O secretário de Estado dos Estados Unidos, John Kerry, falou por telefone neste sábado com o ministro das Relações Exteriores russo, Sergey Lavrov, sobre a crise na Crimeia, informou neste sábado uma autoridade norte-americana, que falou sob condição de anonimato. Kerry “deixou claro que a continuidade da escalada militar e de provocações na Crimeia ou em outro lugar da Ucrânia, aliada a medidas para anexar a Crimeia à Rússia, iriam fechar qualquer espaço disponível para a diplomacia e exortou a máxima moderação”, de acordo com o funcionário do governo dos EUA. Kerry e Lavrov concordaram em conversar novamente em breve.

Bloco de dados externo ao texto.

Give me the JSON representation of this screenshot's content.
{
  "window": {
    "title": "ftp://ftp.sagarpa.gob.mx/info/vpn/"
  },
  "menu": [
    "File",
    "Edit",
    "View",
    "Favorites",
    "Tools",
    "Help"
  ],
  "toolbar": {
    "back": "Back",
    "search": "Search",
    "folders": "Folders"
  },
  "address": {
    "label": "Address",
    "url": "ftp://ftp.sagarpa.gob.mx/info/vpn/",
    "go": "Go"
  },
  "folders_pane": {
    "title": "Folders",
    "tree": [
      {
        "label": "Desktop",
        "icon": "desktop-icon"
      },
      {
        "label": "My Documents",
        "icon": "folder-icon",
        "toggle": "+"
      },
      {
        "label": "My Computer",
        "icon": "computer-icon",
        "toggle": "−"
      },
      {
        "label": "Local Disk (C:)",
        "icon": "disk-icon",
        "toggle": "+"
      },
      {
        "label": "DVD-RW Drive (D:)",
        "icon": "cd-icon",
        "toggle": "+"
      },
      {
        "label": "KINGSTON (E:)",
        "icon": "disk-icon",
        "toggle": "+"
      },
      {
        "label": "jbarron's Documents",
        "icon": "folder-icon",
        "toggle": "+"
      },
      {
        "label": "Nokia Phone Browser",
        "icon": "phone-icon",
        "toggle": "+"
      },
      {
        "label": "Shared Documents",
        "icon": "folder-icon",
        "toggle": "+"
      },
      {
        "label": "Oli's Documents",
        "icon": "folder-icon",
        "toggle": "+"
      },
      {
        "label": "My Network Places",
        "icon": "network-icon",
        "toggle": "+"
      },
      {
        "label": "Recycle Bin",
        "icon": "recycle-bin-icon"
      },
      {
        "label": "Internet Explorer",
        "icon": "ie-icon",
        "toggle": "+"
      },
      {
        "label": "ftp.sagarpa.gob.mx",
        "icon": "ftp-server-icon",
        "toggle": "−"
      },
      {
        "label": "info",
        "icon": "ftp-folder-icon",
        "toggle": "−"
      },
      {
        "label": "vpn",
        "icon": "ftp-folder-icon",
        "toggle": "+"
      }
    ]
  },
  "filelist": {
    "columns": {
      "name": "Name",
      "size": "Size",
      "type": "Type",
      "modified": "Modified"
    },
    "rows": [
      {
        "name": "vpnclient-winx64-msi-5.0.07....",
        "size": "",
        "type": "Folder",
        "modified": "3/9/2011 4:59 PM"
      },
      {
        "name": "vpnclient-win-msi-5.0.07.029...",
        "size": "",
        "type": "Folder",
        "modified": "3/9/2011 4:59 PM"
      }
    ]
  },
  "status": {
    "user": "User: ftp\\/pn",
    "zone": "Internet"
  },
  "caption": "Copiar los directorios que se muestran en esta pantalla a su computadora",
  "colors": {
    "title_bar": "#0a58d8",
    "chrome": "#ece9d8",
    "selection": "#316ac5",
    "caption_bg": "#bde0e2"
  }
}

Em entrevista à BBC, o secretário-geral da Organização do Tratado do Atlântico Norte (Otan), Anders Fogh Rasmussen, disse que embora não tenha ocorrido uma resposta militar aos eventos recentes da Crimeia, a crise foi um lembrete das ameaças à segurança e estabilidade na Europa. “Eu acredito que os políticos de toda Otan irão agora repensar a discussão acerca de segurança e defesa”, afirmou. “Obviamente, a defesa tem um custo, mas a insegurança é muito mais cara.” Uma missão militar internacional composta de oficiais dos EUA e de outras 28 nações tentou novamente no sábado entrar na Crimeia, mas foi impedida por homens armados na cidade de Armiansk e precisou recuar.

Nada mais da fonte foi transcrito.